Only one in four Colorado students who experience foster care during high school graduate with their class. In partnership with Jefferson County, this pilot develops and tests the effectiveness of a program that better aligns child welfare and education practices to ensure that every student who has experienced foster care has a consistent mentor and advocate for their educational success.
Youth who run away from home are likely to be involved in the juvenile justice or child welfare systems within one year. This Pay for Success project examined the impact of “rapid responders” on connecting youth and families to evidence-based services that ultimately prevent deeper juvenile justice or child welfare involvement.
Colorado is investing considerably in strengthening families to prevent the entry of young people into the child welfare system.
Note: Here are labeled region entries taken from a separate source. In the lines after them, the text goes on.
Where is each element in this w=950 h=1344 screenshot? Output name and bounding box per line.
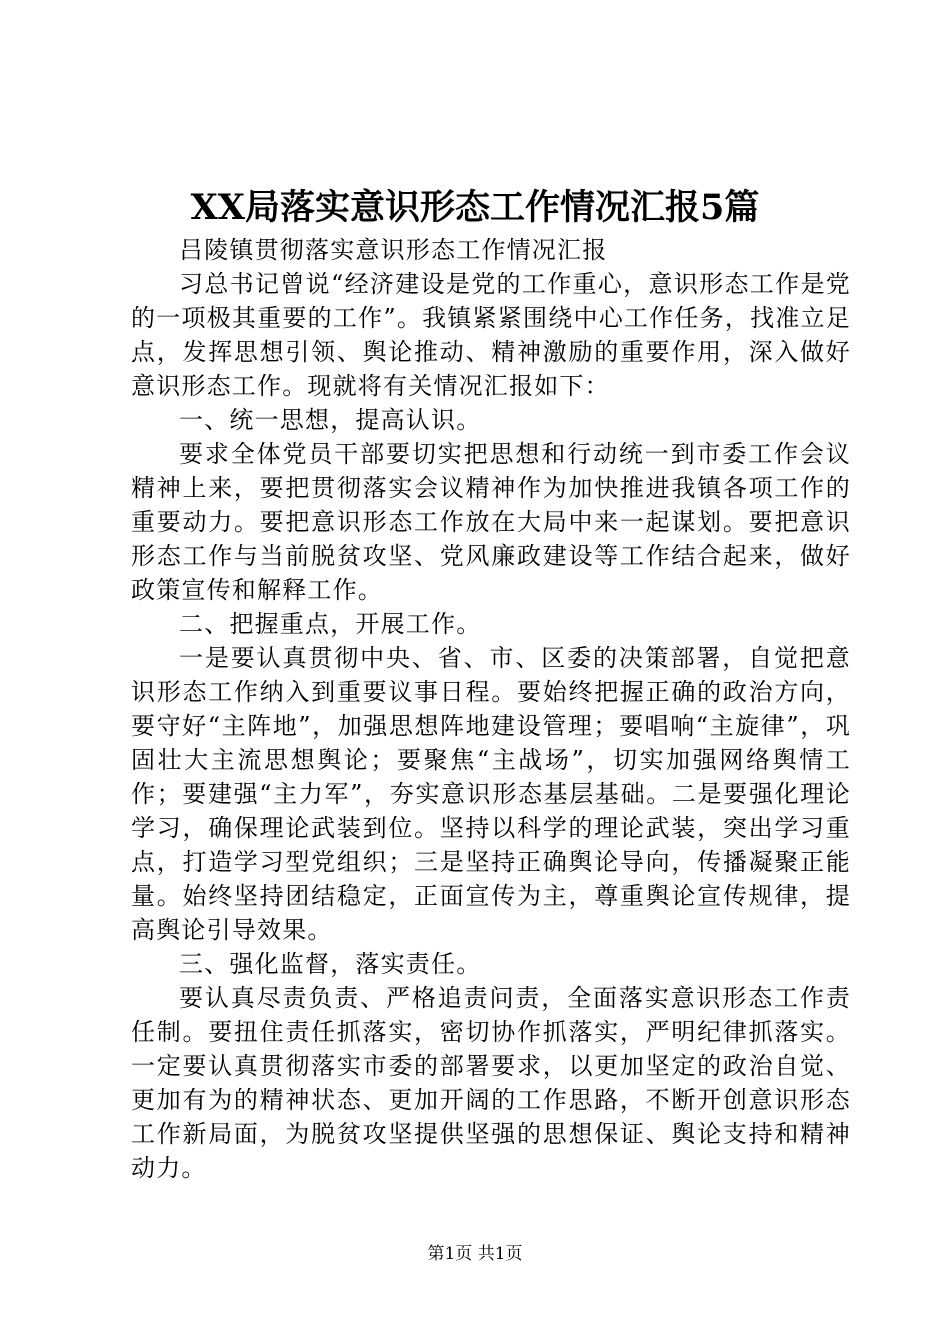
document-body <box>131 233 851 1185</box>
section-paragraph-2: 一是要认真贯彻中央、省、市、区委的决策部署，自觉把意识形态工作纳入到重要议事日程。要始终把握正确的政治方向，要守好“主阵地”，加强思想阵地建设管理；要唱响“主旋律”，巩固壮大主流思想舆论；要聚焦“主战场”，切实加强网络舆情工作；要建强“主力军”，夯实意识形态基层基础。二是要强化理论学习，确保理论武装到位。坚持以科学的理论武装，突出学习重点，打造学习型党组织；三是坚持正确舆论导向，传播凝聚正能量。始终坚持团结稳定，正面宣传为主，尊重舆论宣传规律，提高舆论引导效果。 <box>131 644 851 944</box>
report-subtitle: 吕陵镇贯彻落实意识形态工作情况汇报 <box>179 236 608 264</box>
document-title: XX局落实意识形态工作情况汇报5篇 <box>190 187 760 228</box>
page-number-footer: 第1页 共1页 <box>427 1244 523 1264</box>
section-heading-1: 一、统一思想，提高认识。 <box>179 406 482 434</box>
intro-paragraph: 习总书记曾说“经济建设是党的工作重心，意识形态工作是党的一项极其重要的工作”。我镇紧紧围绕中心工作任务，找准立足点，发挥思想引领、舆论推动、精神激励的重要作用，深入做好意识形态工作。现就将有关情况汇报如下： <box>131 270 851 400</box>
section-paragraph-3: 要认真尽责负责、严格追责问责，全面落实意识形态工作责任制。要扭住责任抓落实，密切协作抓落实，严明纪律抓落实。一定要认真贯彻落实市委的部署要求，以更加坚定的政治自觉、更加有为的精神状态、更加开阔的工作思路，不断开创意识形态工作新局面，为脱贫攻坚提供坚强的思想保证、舆论支持和精神动力。 <box>131 984 851 1182</box>
section-heading-2: 二、把握重点，开展工作。 <box>179 610 482 638</box>
section-heading-3: 三、强化监督，落实责任。 <box>179 950 482 978</box>
section-paragraph-1: 要求全体党员干部要切实把思想和行动统一到市委工作会议精神上来，要把贯彻落实会议精神作为加快推进我镇各项工作的重要动力。要把意识形态工作放在大局中来一起谋划。要把意识形态工作与当前脱贫攻坚、党风廉政建设等工作结合起来，做好政策宣传和解释工作。 <box>131 440 851 604</box>
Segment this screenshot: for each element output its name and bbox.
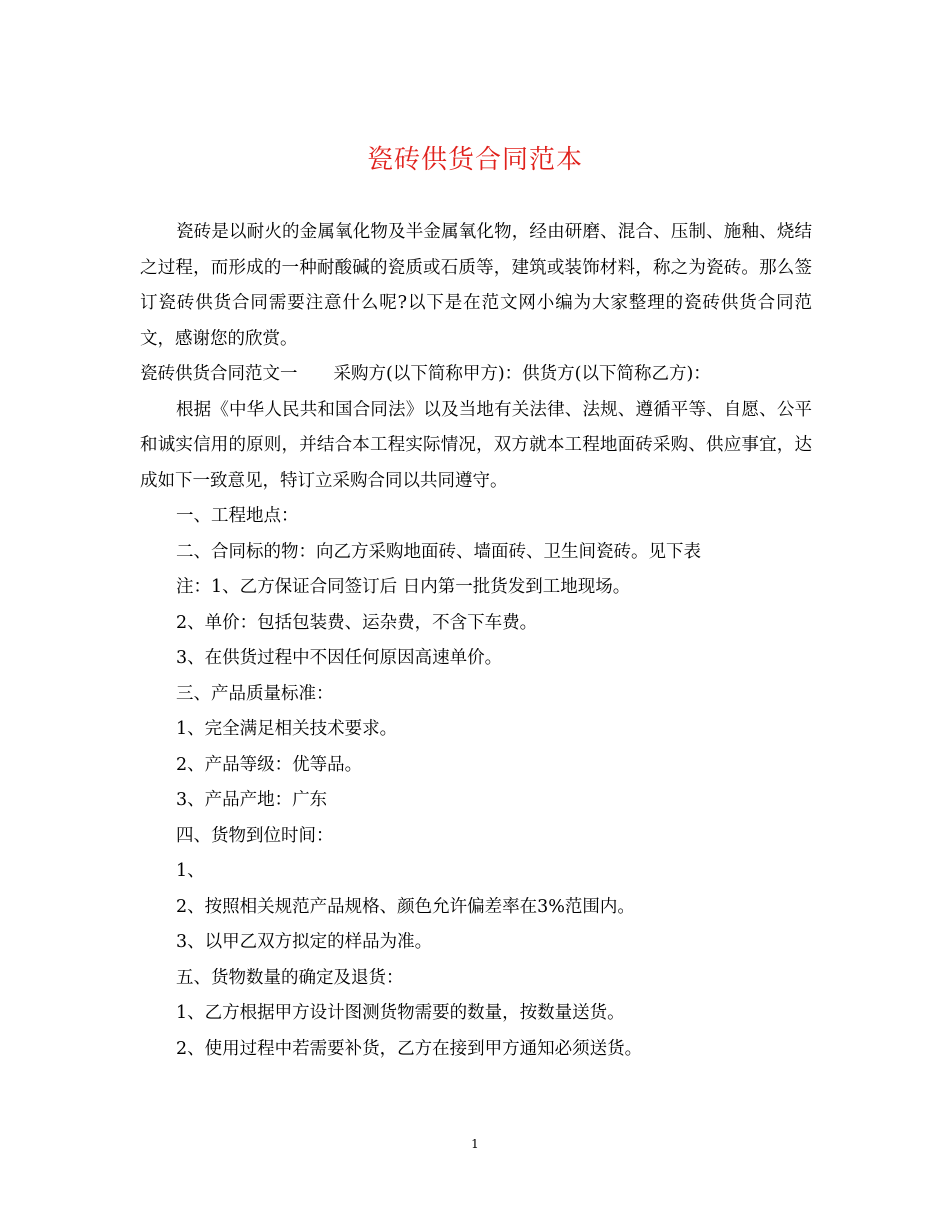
clause-item: 2、单价：包括包装费、运杂费，不含下车费。 bbox=[176, 612, 538, 633]
intro-paragraph: 瓷砖是以耐火的金属氧化物及半金属氧化物，经由研磨、混合、压制、施釉、烧结之过程，而形成的一种耐酸碱的瓷质或石质等，建筑或装饰材料，称之为瓷砖。那么签订瓷砖供货合同需要注意什么呢?以下是在范文网小编为大家整理的瓷砖供货合同范文，感谢您的欣赏。 bbox=[140, 222, 812, 349]
page-number: 1 bbox=[471, 1137, 479, 1151]
clause-item: 五、货物数量的确定及退货： bbox=[176, 967, 404, 988]
clause-item: 注：1、乙方保证合同签订后 日内第一批货发到工地现场。 bbox=[176, 577, 631, 597]
clause-item: 2、使用过程中若需要补货，乙方在接到甲方通知必须送货。 bbox=[176, 1038, 643, 1059]
clause-item: 3、产品产地：广东 bbox=[176, 790, 328, 810]
clause-item: 2、产品等级：优等品。 bbox=[176, 754, 363, 775]
basis-paragraph: 根据《中华人民共和国合同法》以及当地有关法律、法规、遵循平等、自愿、公平和诚实信用的原则，并结合本工程实际情况，双方就本工程地面砖采购、供应事宜，达成如下一致意见，特订立采购合同以共同遵守。 bbox=[140, 399, 812, 491]
document-body bbox=[140, 215, 812, 1067]
clause-item: 3、在供货过程中不因任何原因高速单价。 bbox=[176, 648, 503, 668]
clause-item: 3、以甲乙双方拟定的样品为准。 bbox=[176, 932, 433, 952]
document-title: 瓷砖供货合同范本 bbox=[366, 145, 583, 175]
clause-item: 1、完全满足相关技术要求。 bbox=[176, 719, 398, 739]
sample-heading-line bbox=[140, 357, 812, 393]
parties-line: 采购方(以下简称甲方)：供货方(以下简称乙方)： bbox=[333, 364, 711, 384]
clause-item: 1、 bbox=[176, 861, 205, 881]
clause-item: 四、货物到位时间： bbox=[176, 825, 334, 846]
clause-item: 二、合同标的物：向乙方采购地面砖、墙面砖、卫生间瓷砖。见下表 bbox=[176, 541, 701, 562]
clause-item: 2、按照相关规范产品规格、颜色允许偏差率在3%范围内。 bbox=[176, 896, 635, 917]
sample-heading: 瓷砖供货合同范文一 bbox=[140, 364, 298, 384]
clause-item: 三、产品质量标准： bbox=[176, 683, 334, 704]
clause-item: 1、乙方根据甲方设计图测货物需要的数量，按数量送货。 bbox=[176, 1003, 625, 1023]
clause-item: 一、工程地点： bbox=[176, 506, 299, 526]
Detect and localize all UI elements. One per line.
This project supports a randomized evaluation determining the efficacy of the Colorado Community Response program, which provides voluntary services to families reported to the state for child abuse/neglect but whose circumstances do not rise to the level of child welfare service involvement.
“Letting a thousand flowers bloom” is a frequently used phrase among funders allowing grantees the flexibility to innovate. However, a diversity of approaches can make it difficult to determine whether the funding has impacted the desired outcomes. This collaboration with the Colorado Department of Higher Education focused on balancing the need for flexibility among recipients of COSI funding with the General Assembly’s need for accountability in improving student outcomes, particularly postsecondary completion rates.
Each year, the state of Colorado releases about 9,600 people on parole, many of whom face pressing needs for housing, employment, education, health services, and other stabilization supports as they transition into the community. This project describes the range of available reentry services and provides an overview of the policies that shape them.